O governo do estado ensaiou várias vezes a demolição para a sonhada construção do complexo da Polícia Civil de Balneário Camboriú. Só que o prédio nunca veio abaixo. Agora, segundo o delegado David, uma parceira foi firmada com a secretaria de Obras e o conselho da comunidade.
O prédio virou criadouro do mosquito da dengue e o programa de Combate à Dengue encontrou vários focos do mosquito aedes aegypti ali. “A demolição vai evitar principalmente que aquilo resulte acumulo de água parada e proliferação de dengue”, explica. Com a parceira, a polícia Civil também economizou R$ 50 mil com a contratação de uma empresa para fazer a limpeza e demolição do local.

Bens apreendidos
Antes de o prédio ir ao chão de vez, o pessoal está trabalhando na limpeza e na retirada de bens apreendidos que eram guardados dentro da antiga masmorra. No local tinha 20 carros e 100 motos. Os carros foram estacionados ao longo da rua Inglaterra, onde fica o antigo presídio, e a maioria das motos foi destruída ou levada para o pátio de veículos apreendidos.

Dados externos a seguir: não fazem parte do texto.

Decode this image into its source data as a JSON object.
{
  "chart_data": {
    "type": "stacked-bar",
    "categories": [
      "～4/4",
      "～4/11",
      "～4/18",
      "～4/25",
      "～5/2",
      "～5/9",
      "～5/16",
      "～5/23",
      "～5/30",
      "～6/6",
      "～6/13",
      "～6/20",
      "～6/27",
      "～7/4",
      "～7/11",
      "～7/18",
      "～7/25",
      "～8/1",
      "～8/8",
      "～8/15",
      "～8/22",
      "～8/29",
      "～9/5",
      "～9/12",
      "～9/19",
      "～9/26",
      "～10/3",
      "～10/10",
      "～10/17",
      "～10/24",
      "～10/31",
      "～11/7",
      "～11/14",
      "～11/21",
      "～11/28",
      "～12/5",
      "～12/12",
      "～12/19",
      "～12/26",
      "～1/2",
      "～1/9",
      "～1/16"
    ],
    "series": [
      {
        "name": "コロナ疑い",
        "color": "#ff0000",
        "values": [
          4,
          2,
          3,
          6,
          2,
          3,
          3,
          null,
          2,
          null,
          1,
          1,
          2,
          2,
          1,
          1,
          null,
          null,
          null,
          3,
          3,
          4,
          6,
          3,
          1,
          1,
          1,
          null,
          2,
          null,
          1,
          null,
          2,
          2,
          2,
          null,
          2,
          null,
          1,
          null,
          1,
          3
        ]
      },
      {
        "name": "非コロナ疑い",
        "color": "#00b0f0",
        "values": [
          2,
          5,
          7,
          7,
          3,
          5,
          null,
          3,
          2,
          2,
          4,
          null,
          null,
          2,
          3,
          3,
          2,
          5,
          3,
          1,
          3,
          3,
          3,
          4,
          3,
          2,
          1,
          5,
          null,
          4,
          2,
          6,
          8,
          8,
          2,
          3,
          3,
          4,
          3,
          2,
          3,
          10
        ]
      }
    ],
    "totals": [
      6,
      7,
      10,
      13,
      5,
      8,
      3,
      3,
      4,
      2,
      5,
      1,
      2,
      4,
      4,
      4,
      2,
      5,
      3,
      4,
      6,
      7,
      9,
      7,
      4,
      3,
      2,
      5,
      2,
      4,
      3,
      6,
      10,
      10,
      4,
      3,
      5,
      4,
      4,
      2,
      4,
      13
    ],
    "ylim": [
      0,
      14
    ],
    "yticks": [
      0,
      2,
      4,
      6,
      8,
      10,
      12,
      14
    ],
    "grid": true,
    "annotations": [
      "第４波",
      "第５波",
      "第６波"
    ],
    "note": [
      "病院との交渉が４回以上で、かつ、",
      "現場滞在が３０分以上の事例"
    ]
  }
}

As cerca de 200 bicicletas que estavam há anos largadas no local foram doadas para confecção de cadeiras de rodas. Os restos das tranqueiras foram retirados para dar lugar aos caminhões e às máquinas retroescavadeiras que vão demolir o prédio.

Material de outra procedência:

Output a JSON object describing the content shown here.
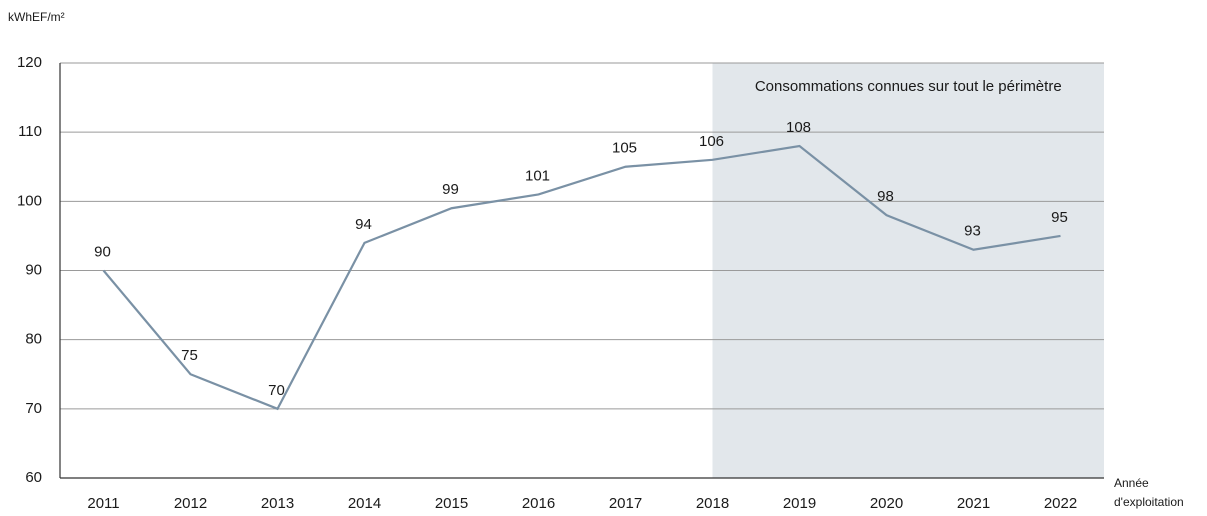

Assim que o terreno for limpo, a ideia do delegado regional é colocar contêineres no terreno para guardar os produtos apreendidos pela polícia, até que a construção do complexo vire realidade.

Novo prédio ainda não tem projeto aprovado
O delegado regional afirma que a delegacia da comarca, que fica ao lado do presídio, não tem mais condições de atender a demanda e por isso o complexo precisa sair do papel. “Não tem condições de a delegacia ficar do jeito que se encontra. Não comporta o número de policias, tem goteiras, as celas estão péssimas. A vítima de um crime acaba sendo vítima de novo quando chega na delegacia naquelas condições”, diz.
A ideia é que complexo abrigue a delegacia da comarca, a regional, a delegacia de trânsito e a divisão de Investigação Criminal (DIC). A polícia Civil tem uma verba de R$ 8 milhões do programa de Aceleração do Crescimento (PAC) para a construção do complexo. O problema é que o prédio ainda não tem nem projeto e nem aprovação do Conselho da Cidade e da secretaria de Segurança Pública.
A polícia chegou a trabalhar com a ideia de construir o complexo ao lado do fórum de Balneário, na avenida das Flores, mas como o negócio não deu certo, a Civil pretende manter a construção na rua Inglaterra. “A limpeza e demolição são os primeiros passos para que a gente verifique se há possibilidade de concretizar a construção do complexo na Inglaterra”, finaliza David.